The coming of the West to their world brought superior military, administrative and intellectual achievement into their midst — and the outsiders were unsparing in their judgments.

Even as Arabs insist that their defects were inflicted on them by outsiders, they know their weaknesses. Younger Arabs today can be brittle and proud about their culture, yet deeply ashamed of what they see around them. They know that more than 300 million Arabs have fallen to economic stagnation and cultural decline.   .   .   .   .   In the privacy of their own language, in daily chatter on the street, on blogs and in the media, and in works of art and fiction, they probe endlessly what befell them.  But woe to the outsider who ventures onto that explosive terrain. The assumption is that Westerners bear Arabs malice, that Western judgments are always slanted and cruel.

We know the celebrated cases when modernity has agitated the pious. A little more than two decades ago, it was a writer of Muslim and Indian birth, Salman Rushdie, whose irreverent work of fiction, “The Satanic Verses,” offended believers with its portrayal of Islam.  .   .   .   .   The confrontation laid bare the unease of Islam in the modern world.

The storm that erupted this past week at the gates of American diplomatic outposts across the Muslim world is a piece of this history.
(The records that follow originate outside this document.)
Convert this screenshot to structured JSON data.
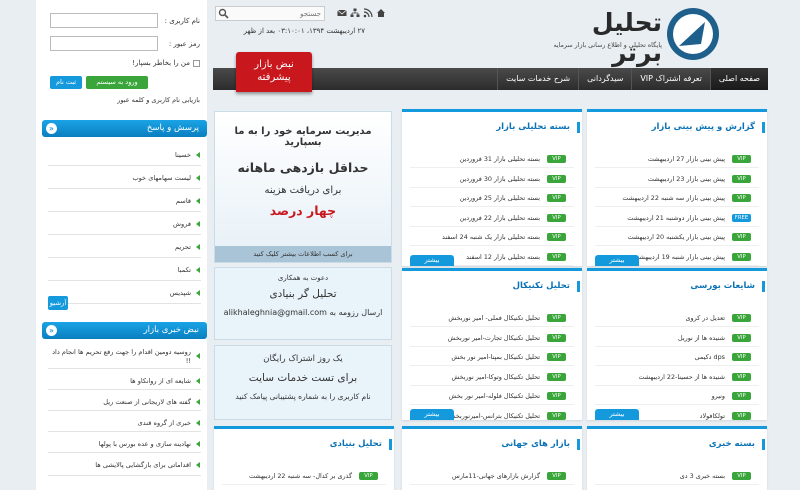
{
  "colors": {
    "accent": "#1499dc",
    "green": "#3aa53a",
    "red": "#c8181e",
    "orange": "#e8901a"
  },
  "header": {
    "brand": "تحلیل برتر",
    "tagline": "پایگاه تحلیلی و اطلاع رسانی بازار سرمایه",
    "search_placeholder": "جستجو",
    "datetime": "۲۷ اردیبهشت ۱۳۹۴، ۰۳:۱۰:۰۱ بعد از ظهر",
    "icons": [
      "home-icon",
      "rss-icon",
      "sitemap-icon",
      "mail-icon"
    ]
  },
  "ribbon": {
    "line1": "نبض بازار",
    "line2": "پیشرفته"
  },
  "nav": [
    "صفحه اصلی",
    "تعرفه اشتراک VIP",
    "سیدگردانی",
    "شرح خدمات سایت"
  ],
  "login": {
    "username_label": "نام کاربری :",
    "password_label": "رمز عبور :",
    "remember_label": "من را بخاطر بسپار!",
    "login_button": "ورود به سیستم",
    "register_button": "ثبت نام",
    "recover_link": "بازیابی نام کاربری و کلمه عبور"
  },
  "widgets": {
    "qa": {
      "title": "پرسش و پاسخ",
      "items": [
        "خسینا",
        "لیست سهامهای خوب",
        "قاسم",
        "فروش",
        "تحریم",
        "تکمبا",
        "شپدیس"
      ],
      "archive": "آرشیو"
    },
    "pulse": {
      "title": "نبض خبری بازار",
      "items": [
        "روسیه دومین اقدام را جهت رفع تحریم ها انجام داد !!",
        "شایعه ای از روانکاو ها",
        "گفته های لاریجانی از صنعت ریل",
        "خبری از گروه قندی",
        "نهادینه سازی و عده بورس با پولها",
        "اقداماتی برای بازگشایی پالایشی ها"
      ]
    }
  },
  "banners": {
    "b1": {
      "l1": "مدیریت سرمایه خود را به ما بسپارید",
      "l2": "حداقل بازدهی ماهانه",
      "l3": "برای دریافت هزینه",
      "l4": "چهار درصد",
      "foot": "برای کسب اطلاعات بیشتر کلیک کنید"
    },
    "b2": {
      "l1": "دعوت به همکاری",
      "l2": "تحلیل گر بنیادی",
      "l3": "ارسال رزومه به",
      "email": "alikhaleghnia@gmail.com"
    },
    "b3": {
      "l1": "یک روز اشتراک رایگان",
      "l2": "برای تست خدمات سایت",
      "l3": "نام کاربری را به شماره پشتیبانی پیامک کنید"
    }
  },
  "panels": {
    "p1": {
      "title": "گزارش و پیش بینی بازار",
      "rows": [
        {
          "b": "VIP",
          "t": "پیش بینی بازار 27 اردیبهشت"
        },
        {
          "b": "VIP",
          "t": "پیش بینی بازار 23 اردیبهشت"
        },
        {
          "b": "VIP",
          "t": "پیش بینی بازار سه شنبه 22 اردیبهشت"
        },
        {
          "b": "FREE",
          "t": "پیش بینی بازار دوشنبه 21 اردیبهشت"
        },
        {
          "b": "VIP",
          "t": "پیش بینی بازار یکشنبه 20 اردیبهشت"
        },
        {
          "b": "VIP",
          "t": "پیش بینی بازار شنبه 19 اردیبهشت"
        }
      ],
      "more": "بیشتر"
    },
    "p2": {
      "title": "بسته تحلیلی بازار",
      "rows": [
        {
          "b": "VIP",
          "t": "بسته تحلیلی بازار 31 فروردین"
        },
        {
          "b": "VIP",
          "t": "بسته تحلیلی بازار 30 فروردین"
        },
        {
          "b": "VIP",
          "t": "بسته تحلیلی بازار 25 فروردین"
        },
        {
          "b": "VIP",
          "t": "بسته تحلیلی بازار 22 فروردین"
        },
        {
          "b": "VIP",
          "t": "بسته تحلیلی بازار یک شنبه 24 اسفند"
        },
        {
          "b": "VIP",
          "t": "بسته تحلیلی بازار 12 اسفند"
        }
      ],
      "more": "بیشتر"
    },
    "p3": {
      "title": "شایعات بورسی",
      "rows": [
        {
          "b": "VIP",
          "t": "تعدیل در کروی"
        },
        {
          "b": "VIP",
          "t": "شنیده ها از نوریل"
        },
        {
          "b": "VIP",
          "t": "dps دکیمی"
        },
        {
          "b": "VIP",
          "t": "شنیده ها از حسینا-22 اردیبهشت"
        },
        {
          "b": "VIP",
          "t": "ونیرو"
        },
        {
          "b": "VIP",
          "t": "تولکافولاد"
        }
      ],
      "more": "بیشتر"
    },
    "p4": {
      "title": "تحلیل تکنیکال",
      "rows": [
        {
          "b": "VIP",
          "t": "تحلیل تکنیکال فملی- امیر نوربخش"
        },
        {
          "b": "VIP",
          "t": "تحلیل تکنیکال تجارت-امیر نوربخش"
        },
        {
          "b": "VIP",
          "t": "تحلیل تکنیکال بمپنا-امیر نور بخش"
        },
        {
          "b": "VIP",
          "t": "تحلیل تکنیکال وتوکا-امیر نوربخش"
        },
        {
          "b": "VIP",
          "t": "تحلیل تکنیکال فلوله-امیر نور بخش"
        },
        {
          "b": "VIP",
          "t": "تحلیل تکنیکال بترانس-امیرنوربخش"
        }
      ],
      "more": "بیشتر"
    },
    "p5": {
      "title": "بسته خبری",
      "rows": [
        {
          "b": "VIP",
          "t": "بسته خبری 3 دی"
        }
      ]
    },
    "p6": {
      "title": "بازار های جهانی",
      "rows": [
        {
          "b": "VIP",
          "t": "گزارش بازارهای جهانی-11مارس"
        }
      ]
    },
    "p7": {
      "title": "تحلیل بنیادی",
      "rows": [
        {
          "b": "VIP",
          "t": "گذری بر کدال- سه شنبه 22 اردیبهشت"
        }
      ]
    }
  }
}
As usual, it was easily ignited.

It is never hard to assemble a crowd of young protesters in the teeming cities of the Muslim world. American embassies and consulates are magnets for the disgruntled. It is inside those fortresses, the gullible believe, that rulers are made and unmade. Yet these same diplomatic outposts dispense coveted visas and a way out to the possibilities of the Western world. 

The ambivalence toward modernity that torments Muslims is unlikely to abate. The temptations of the West have alienated a younger generation from its elders. Men and women insist that they revere the faith as they seek to break out of its restrictions. 

Cultural freedom is never absolute, of course, and the Western tradition itself, from the Athenians to the present, struggles mightily with the line between freedom and order. In the Muslim world, that struggle is more fierce and lasting, and it will show itself in far more than burnt flags and overrun embassies.

One huge irony is that the Christofascist elements in America - especially in today's Republican Party - hate and condemn Muslims when in fact both the condemned and those that condemn them suffer from the same affliction: a refusal to adapt to a changing world and to admit any possibility that maybe, just maybe, their religion doesn't have all the answers.  For both fundamentalist Christians and Muslims this truth threatens their flimsy house of cards world view and fabricated definition of who they are.  It terrifies both groups and outrage and violence are the natural fruits of closed minds and limited world views.  As they fight against modernity and knowledge, Pope Benedict XVI and the ayatollahs have more in common than either would like to admit.  I've often said that gays are so hated by both groups of fundamentalists because our existence suggests that perhaps the Bible and the Koran are in error.